Cold storage can protect fruit from decay, but for some species it produces a dry, grainy or mealy texture. The core cause is chilling injury, a set of physiological disruptions when susceptible fruits experience low but nonfreezing temperatures. Research by David Crisosto at the University of California Davis links mealiness in stone fruits to altered cell wall metabolism during cold storage, where normal ripening enzymes are suppressed or misregulated and pectin modifications prevent cells from rehydrating properly.
Causes at the cellular level
At a microscopic level, mealiness reflects changes in cell wall pectin and cell membrane integrity. Enzymes that normally soften fruit by breaking down pectin are inhibited or show altered activity after chilling. This leads to the formation of water-insoluble pectin and loss of cell-to-cell adhesion. Simultaneously, membranes become less permeable and leak cellular fluids unevenly, so juice that would normally make flesh feel juicy is trapped inside cells or lost. Ethylene-dependent ripening pathways may also be disrupted, so surface softness can occur without the internal juiciness consumers expect. Varietal sensitivity, harvest maturity and the exact storage temperature and duration all influence whether chilling injury appears.
Broader relevance and consequences
Mealiness reduces consumer acceptance and increases food waste across supply chains.

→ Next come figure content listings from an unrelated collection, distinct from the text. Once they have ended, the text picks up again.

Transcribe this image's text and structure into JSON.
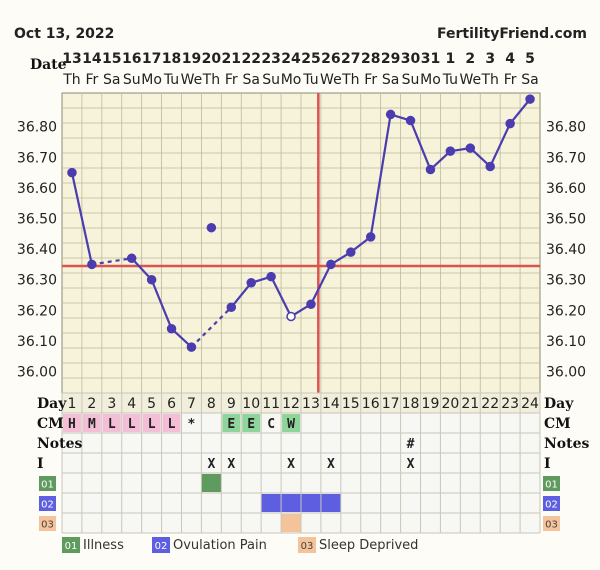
{
  "header": {
    "date": "Oct 13, 2022",
    "brand": "FertilityFriend.com"
  },
  "colors": {
    "background": "#fdfcf6",
    "plot_bg": "#f6f3da",
    "grid": "#bdb99b",
    "line": "#4b3cb0",
    "coverline": "#d9534f",
    "cm_pink": "#f4bfd6",
    "cm_green": "#8fd49a",
    "illness": "#5f9a5f",
    "ovulation_pain": "#5e5ee0",
    "sleep_deprived": "#f5c39a"
  },
  "chart_data": {
    "type": "line",
    "row_labels": {
      "date": "Date",
      "day": "Day",
      "cm": "CM",
      "notes": "Notes",
      "intercourse": "I"
    },
    "dates": [
      "13",
      "14",
      "15",
      "16",
      "17",
      "18",
      "19",
      "20",
      "21",
      "22",
      "23",
      "24",
      "25",
      "26",
      "27",
      "28",
      "29",
      "30",
      "31",
      "1",
      "2",
      "3",
      "4",
      "5"
    ],
    "weekdays": [
      "Th",
      "Fr",
      "Sa",
      "Su",
      "Mo",
      "Tu",
      "We",
      "Th",
      "Fr",
      "Sa",
      "Su",
      "Mo",
      "Tu",
      "We",
      "Th",
      "Fr",
      "Sa",
      "Su",
      "Mo",
      "Tu",
      "We",
      "Th",
      "Fr",
      "Sa"
    ],
    "cycle_days": [
      "1",
      "2",
      "3",
      "4",
      "5",
      "6",
      "7",
      "8",
      "9",
      "10",
      "11",
      "12",
      "13",
      "14",
      "15",
      "16",
      "17",
      "18",
      "19",
      "20",
      "21",
      "22",
      "23",
      "24"
    ],
    "y_ticks": [
      "36.80",
      "36.70",
      "36.60",
      "36.50",
      "36.40",
      "36.30",
      "36.20",
      "36.10",
      "36.00"
    ],
    "ylim": [
      35.93,
      36.91
    ],
    "temperatures": [
      36.65,
      36.35,
      null,
      36.37,
      36.3,
      36.14,
      36.08,
      36.47,
      36.21,
      36.29,
      36.31,
      36.18,
      36.22,
      36.35,
      36.39,
      36.44,
      36.84,
      36.82,
      36.66,
      36.72,
      36.73,
      36.67,
      36.81,
      36.89
    ],
    "discarded_days": [
      8
    ],
    "open_marker_days": [
      12
    ],
    "dashed_bridges": [
      [
        2,
        4
      ],
      [
        7,
        9
      ]
    ],
    "solid_breaks": [
      [
        7,
        8
      ],
      [
        8,
        9
      ]
    ],
    "coverline_temp": 36.345,
    "ovulation_day": 13,
    "cm": [
      "H",
      "M",
      "L",
      "L",
      "L",
      "L",
      "*",
      "",
      "E",
      "E",
      "C",
      "W",
      "",
      "",
      "",
      "",
      "",
      "",
      "",
      "",
      "",
      "",
      "",
      ""
    ],
    "cm_colors": [
      "pink",
      "pink",
      "pink",
      "pink",
      "pink",
      "pink",
      "none",
      "none",
      "green",
      "green",
      "none",
      "green",
      "none",
      "none",
      "none",
      "none",
      "none",
      "none",
      "none",
      "none",
      "none",
      "none",
      "none",
      "none"
    ],
    "notes": [
      "",
      "",
      "",
      "",
      "",
      "",
      "",
      "",
      "",
      "",
      "",
      "",
      "",
      "",
      "",
      "",
      "",
      "#",
      "",
      "",
      "",
      "",
      "",
      ""
    ],
    "intercourse": [
      "",
      "",
      "",
      "",
      "",
      "",
      "",
      "X",
      "X",
      "",
      "",
      "X",
      "",
      "X",
      "",
      "",
      "",
      "X",
      "",
      "",
      "",
      "",
      "",
      ""
    ],
    "custom_rows": [
      {
        "code": "01",
        "label": "Illness",
        "color": "#5f9a5f",
        "days": [
          8
        ]
      },
      {
        "code": "02",
        "label": "Ovulation Pain",
        "color": "#5e5ee0",
        "days": [
          11,
          12,
          13,
          14
        ]
      },
      {
        "code": "03",
        "label": "Sleep Deprived",
        "color": "#f5c39a",
        "days": [
          12
        ]
      }
    ]
  }
}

For producers and distributors, the consequence is economic loss through downgraded fruit and shorter market windows. For smallholder farmers and regions with limited cold-chain control, improper or inconsistent refrigeration can inadvertently induce mealiness, shifting practices such as selling fruit at slightly warmer temperatures or altering harvest timing. Environmentally, extended cold storage and corrective measures such as controlled-atmosphere systems raise energy use, creating a trade-off between spoilage prevention and carbon footprint.

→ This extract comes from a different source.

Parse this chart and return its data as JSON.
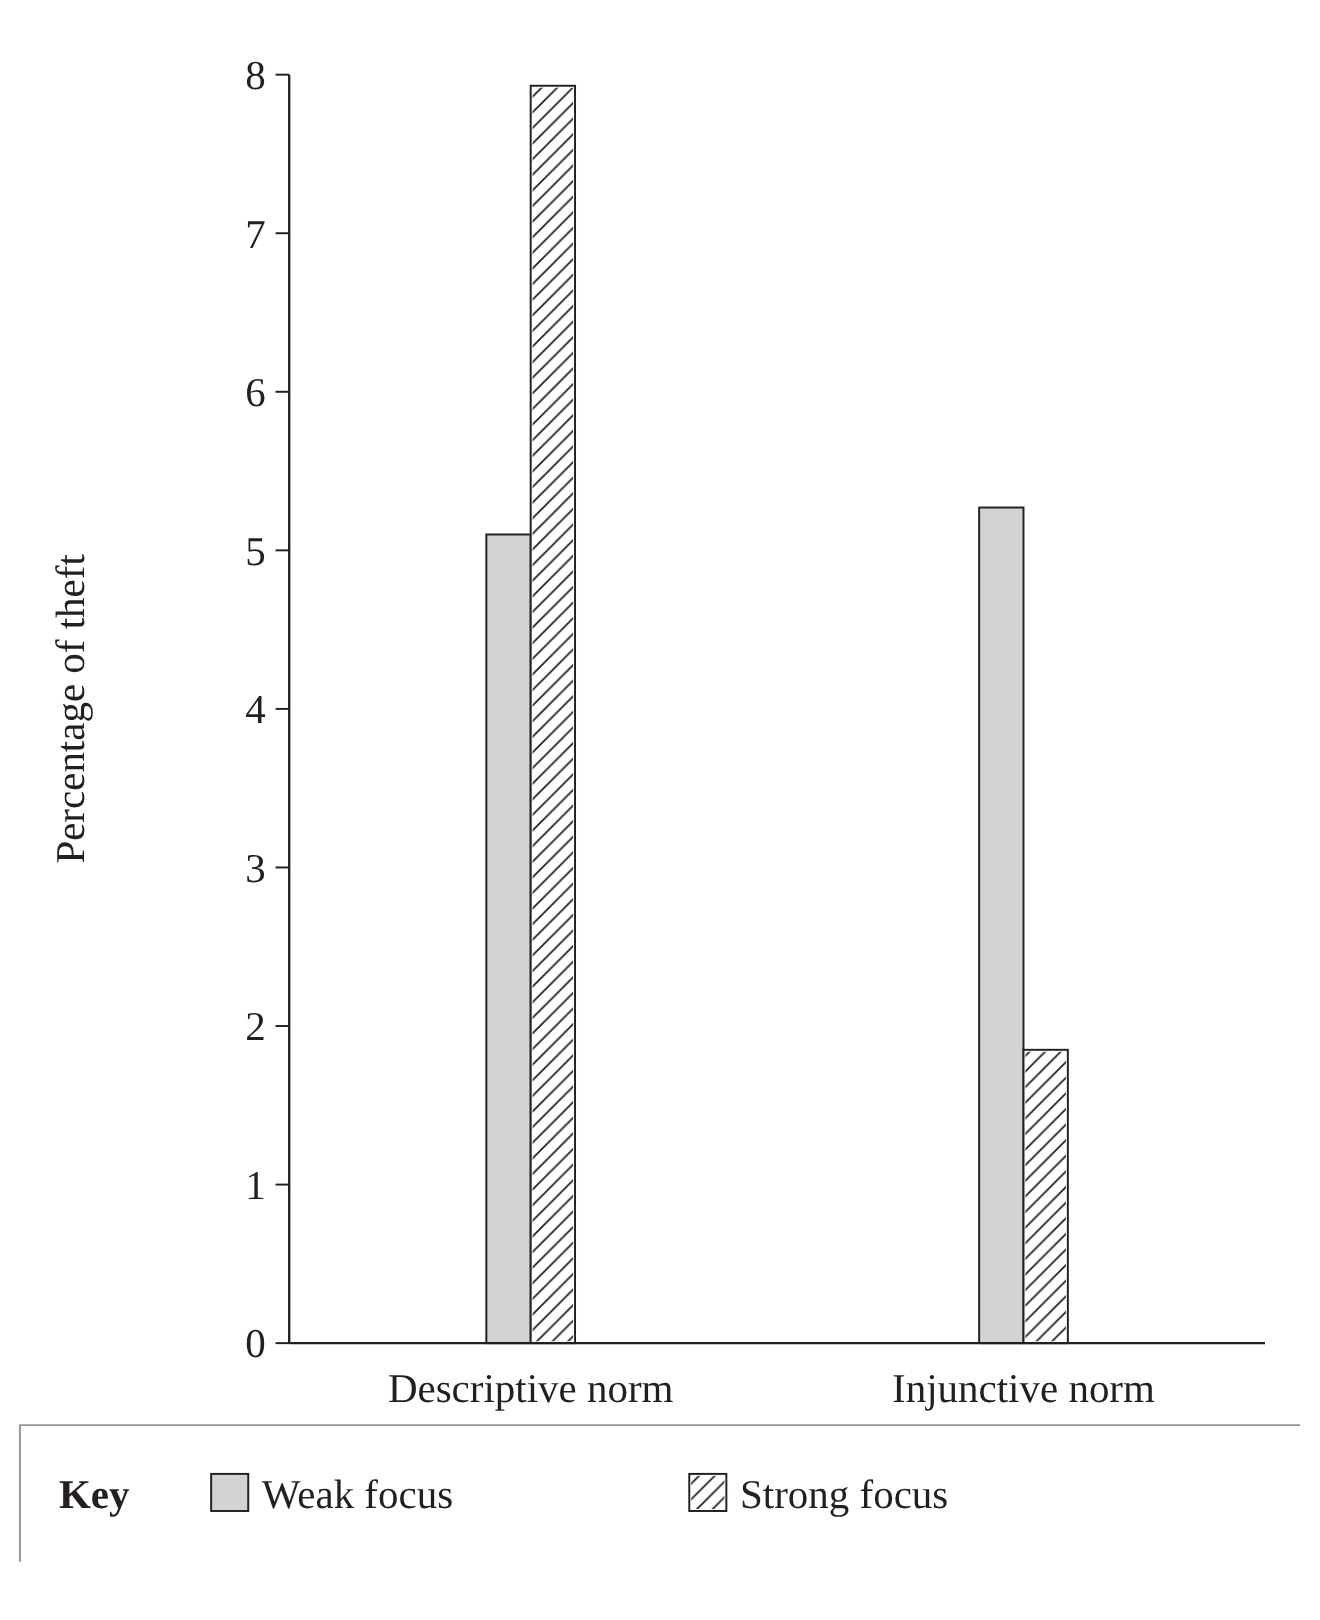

Postharvest management strategies focus on preventing chilling by using optimal storage temperatures for each species, applying preconditioning treatments to allow ripening enzymes to activate before cooling, and employing controlled-atmosphere storage to slow senescence without triggering chilling responses. Consumer education also matters because home refrigeration of sensitive fruits like peaches and nectarines at very low refrigerator temperatures can provoke mealiness. Understanding which cultivars are tolerant and following guidelines developed by postharvest researchers helps maintain texture while minimizing spoilage, balancing quality, cultural supply-chain realities and environmental costs.